Once can never know when decisions we make or actions we take, whether big or small, can make tremendous impacts upon the lives of strangers. By performing to the very best of your ability every day, and focusing on doing good for other people, one person can create a chain of events that may change the world.

Consider the story of the Scottish farmer, a man named Mr. Fleming. One day he was out tending to his fields when he heard someone shouting for help. Without hesitating, he immediately stopped what he was doing and ran to the aid of whoever it was that was in distress.

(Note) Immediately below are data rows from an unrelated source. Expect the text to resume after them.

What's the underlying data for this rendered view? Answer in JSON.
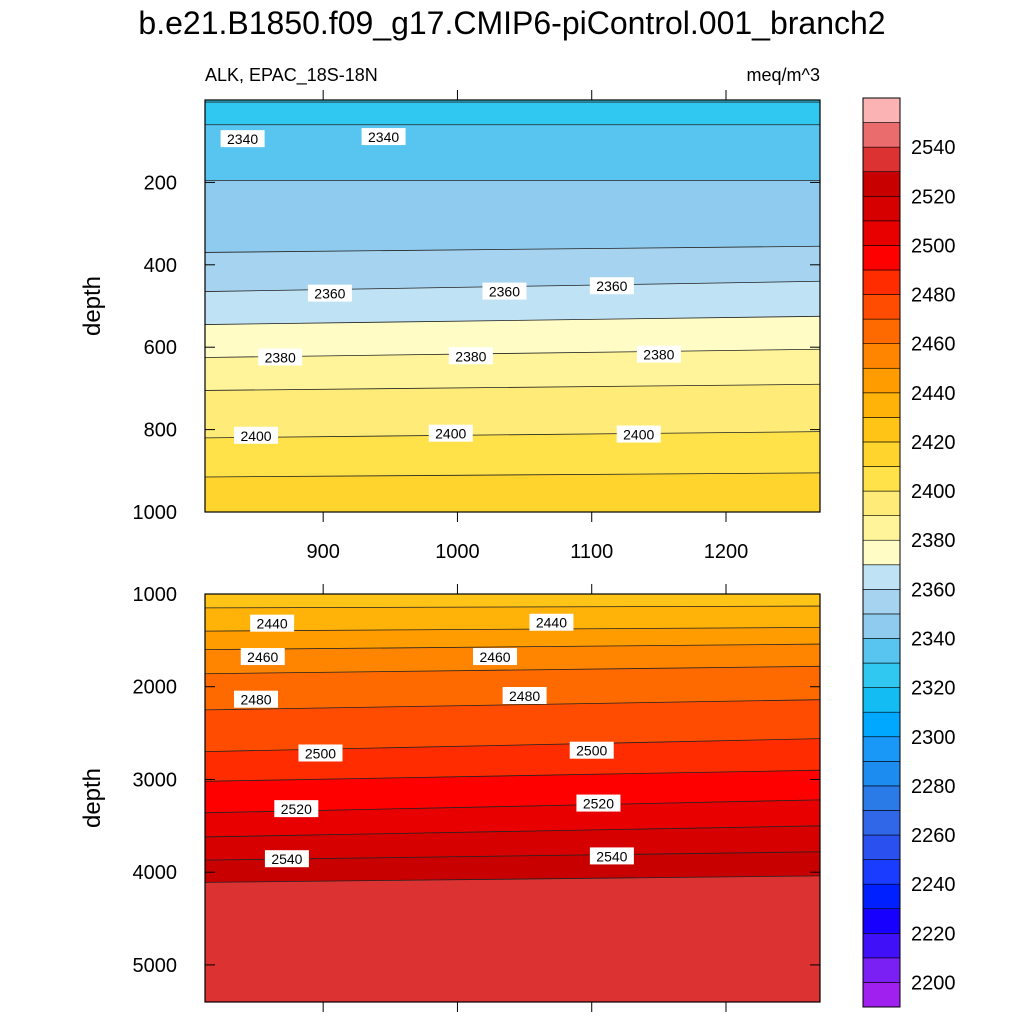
{
  "title": "b.e21.B1850.f09_g17.CMIP6-piControl.001_branch2",
  "chart_data": {
    "type": "contour",
    "variable": "ALK",
    "region": "EPAC_18S-18N",
    "units": "meq/m^3",
    "left_label": "ALK, EPAC_18S-18N",
    "right_label": "meq/m^3",
    "xlabel": "",
    "xlim": [
      812,
      1270
    ],
    "xticks": [
      900,
      1000,
      1100,
      1200
    ],
    "upper_panel": {
      "ylabel": "depth",
      "ylim": [
        0,
        1000
      ],
      "yticks": [
        200,
        400,
        600,
        800,
        1000
      ],
      "bands": [
        {
          "depth_left": 5,
          "depth_right": 5,
          "lower": 2320,
          "upper": 2330
        },
        {
          "depth_left": 60,
          "depth_right": 60,
          "lower": 2330,
          "upper": 2340
        },
        {
          "depth_left": 195,
          "depth_right": 195,
          "lower": 2340,
          "upper": 2350
        },
        {
          "depth_left": 370,
          "depth_right": 355,
          "lower": 2350,
          "upper": 2360
        },
        {
          "depth_left": 465,
          "depth_right": 440,
          "lower": 2360,
          "upper": 2370
        },
        {
          "depth_left": 545,
          "depth_right": 525,
          "lower": 2370,
          "upper": 2380
        },
        {
          "depth_left": 625,
          "depth_right": 605,
          "lower": 2380,
          "upper": 2390
        },
        {
          "depth_left": 705,
          "depth_right": 690,
          "lower": 2390,
          "upper": 2400
        },
        {
          "depth_left": 820,
          "depth_right": 805,
          "lower": 2400,
          "upper": 2410
        },
        {
          "depth_left": 915,
          "depth_right": 905,
          "lower": 2410,
          "upper": 2420
        }
      ],
      "contour_labels": [
        {
          "x": 840,
          "depth": 95,
          "text": "2340"
        },
        {
          "x": 945,
          "depth": 90,
          "text": "2340"
        },
        {
          "x": 905,
          "depth": 470,
          "text": "2360"
        },
        {
          "x": 1035,
          "depth": 465,
          "text": "2360"
        },
        {
          "x": 1115,
          "depth": 452,
          "text": "2360"
        },
        {
          "x": 868,
          "depth": 625,
          "text": "2380"
        },
        {
          "x": 1010,
          "depth": 622,
          "text": "2380"
        },
        {
          "x": 1150,
          "depth": 618,
          "text": "2380"
        },
        {
          "x": 850,
          "depth": 815,
          "text": "2400"
        },
        {
          "x": 995,
          "depth": 810,
          "text": "2400"
        },
        {
          "x": 1135,
          "depth": 812,
          "text": "2400"
        }
      ]
    },
    "lower_panel": {
      "ylabel": "depth",
      "ylim": [
        1000,
        5400
      ],
      "yticks": [
        1000,
        2000,
        3000,
        4000,
        5000
      ],
      "bands": [
        {
          "depth_left": 1000,
          "depth_right": 1000,
          "lower": 2420,
          "upper": 2430
        },
        {
          "depth_left": 1150,
          "depth_right": 1130,
          "lower": 2430,
          "upper": 2440
        },
        {
          "depth_left": 1400,
          "depth_right": 1360,
          "lower": 2440,
          "upper": 2450
        },
        {
          "depth_left": 1600,
          "depth_right": 1540,
          "lower": 2450,
          "upper": 2460
        },
        {
          "depth_left": 1860,
          "depth_right": 1780,
          "lower": 2460,
          "upper": 2470
        },
        {
          "depth_left": 2250,
          "depth_right": 2140,
          "lower": 2470,
          "upper": 2480
        },
        {
          "depth_left": 2700,
          "depth_right": 2560,
          "lower": 2480,
          "upper": 2490
        },
        {
          "depth_left": 3020,
          "depth_right": 2900,
          "lower": 2490,
          "upper": 2500
        },
        {
          "depth_left": 3360,
          "depth_right": 3220,
          "lower": 2500,
          "upper": 2510
        },
        {
          "depth_left": 3620,
          "depth_right": 3500,
          "lower": 2510,
          "upper": 2520
        },
        {
          "depth_left": 3870,
          "depth_right": 3780,
          "lower": 2520,
          "upper": 2530
        },
        {
          "depth_left": 4110,
          "depth_right": 4040,
          "lower": 2530,
          "upper": 2560
        }
      ],
      "contour_labels": [
        {
          "x": 862,
          "depth": 1320,
          "text": "2440"
        },
        {
          "x": 1070,
          "depth": 1310,
          "text": "2440"
        },
        {
          "x": 855,
          "depth": 1680,
          "text": "2460"
        },
        {
          "x": 1028,
          "depth": 1680,
          "text": "2460"
        },
        {
          "x": 850,
          "depth": 2140,
          "text": "2480"
        },
        {
          "x": 1050,
          "depth": 2100,
          "text": "2480"
        },
        {
          "x": 898,
          "depth": 2720,
          "text": "2500"
        },
        {
          "x": 1100,
          "depth": 2690,
          "text": "2500"
        },
        {
          "x": 880,
          "depth": 3320,
          "text": "2520"
        },
        {
          "x": 1105,
          "depth": 3260,
          "text": "2520"
        },
        {
          "x": 873,
          "depth": 3860,
          "text": "2540"
        },
        {
          "x": 1115,
          "depth": 3830,
          "text": "2540"
        }
      ]
    },
    "colorbar": {
      "levels": [
        2200,
        2210,
        2220,
        2230,
        2240,
        2250,
        2260,
        2270,
        2280,
        2290,
        2300,
        2310,
        2320,
        2330,
        2340,
        2350,
        2360,
        2370,
        2380,
        2390,
        2400,
        2410,
        2420,
        2430,
        2440,
        2450,
        2460,
        2470,
        2480,
        2490,
        2500,
        2510,
        2520,
        2530,
        2540,
        2550
      ],
      "labels": [
        "2200",
        "2220",
        "2240",
        "2260",
        "2280",
        "2300",
        "2320",
        "2340",
        "2360",
        "2380",
        "2400",
        "2420",
        "2440",
        "2460",
        "2480",
        "2500",
        "2520",
        "2540"
      ],
      "colors": [
        "#a020f0",
        "#7a20f5",
        "#4010f8",
        "#1800ff",
        "#0020ff",
        "#1a3cff",
        "#2a50f0",
        "#3066e8",
        "#2a7ae8",
        "#1c8cf0",
        "#1a98f8",
        "#00a8ff",
        "#14bcf4",
        "#30c8f0",
        "#58c4f0",
        "#8ecbee",
        "#a6d4f0",
        "#bfe2f4",
        "#fffcc6",
        "#fff49a",
        "#ffec78",
        "#ffe24a",
        "#ffd42c",
        "#ffc416",
        "#ffb208",
        "#ff9c00",
        "#ff8400",
        "#ff6a00",
        "#ff4c00",
        "#ff2c00",
        "#ff0000",
        "#e80000",
        "#d60000",
        "#c80000",
        "#dd3232",
        "#ea6c6c",
        "#fbb3b3"
      ]
    }
  }
}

A young boy had gotten himself stuck in a bog, slowly sinking into the spongy quicksand. The farmer pulled the young man free of the mud, saving his life. The boy gratefully thanked him, and was on his way.

A few days had passed, when a lavish horse drawn carriage arrived at the farmers home. A very wealthy man wanted to thank Mr. Fleming for saving the life of his son, and felt compelled to repay him. The farmer, however, refused payment, saying “no payment is necessary, I would have done this for any man or woman.” The farmer’s son then came outside of their aged and time-worn house, and the wealthy man immediately knew how to repay the farmer. He explained, “if you will not take any reward for saving my son’s life, allow me to educate your son at the finest schools as though he were my own”. The farmer thought it over, and agreed to his generous offer, knowing he could never be able to provide is son with such an opportunity.

The boys were taught and cultivated at the best educational facilities of the day, and the farmers son eventually became a doctor. The wealthy family still faced difficult times, however. Soon after graduating, the boy who nearly lost his life to a muddy bog contracted polio. Fortunately, Alexander Fleming, the son of the Scottish farmer, had invented a treatment for polio – you probably know it as penicillin. The now twice-saved wealthy boy was Winston Churchill, one of the greatest leaders the modern world has ever seen.

In hindsight, it is easy to connect the dots from early interactions, and follow the chain of events for many things, but at first, small actions can seem insignificant and have no discernible connection to other people. The most important action taken in this story was not the saving of the boy from the bog, but that of the farmer’s graciousness, in not taking a reward for saving the young man’s life. The world events which occurred so many years later, under the leadership of Winston Churchill, would never have taken place, had one man not acted so selflessly and reached out to take the hand of a boy in distress.

Have faith in humanity, and know that altruistic choices and actions are seeds that you plant, seeds which will over time sprout and grow in ways you cannot imagine, and will sometimes never even know about.

Do good! Be good! You are significantly more significant than you know!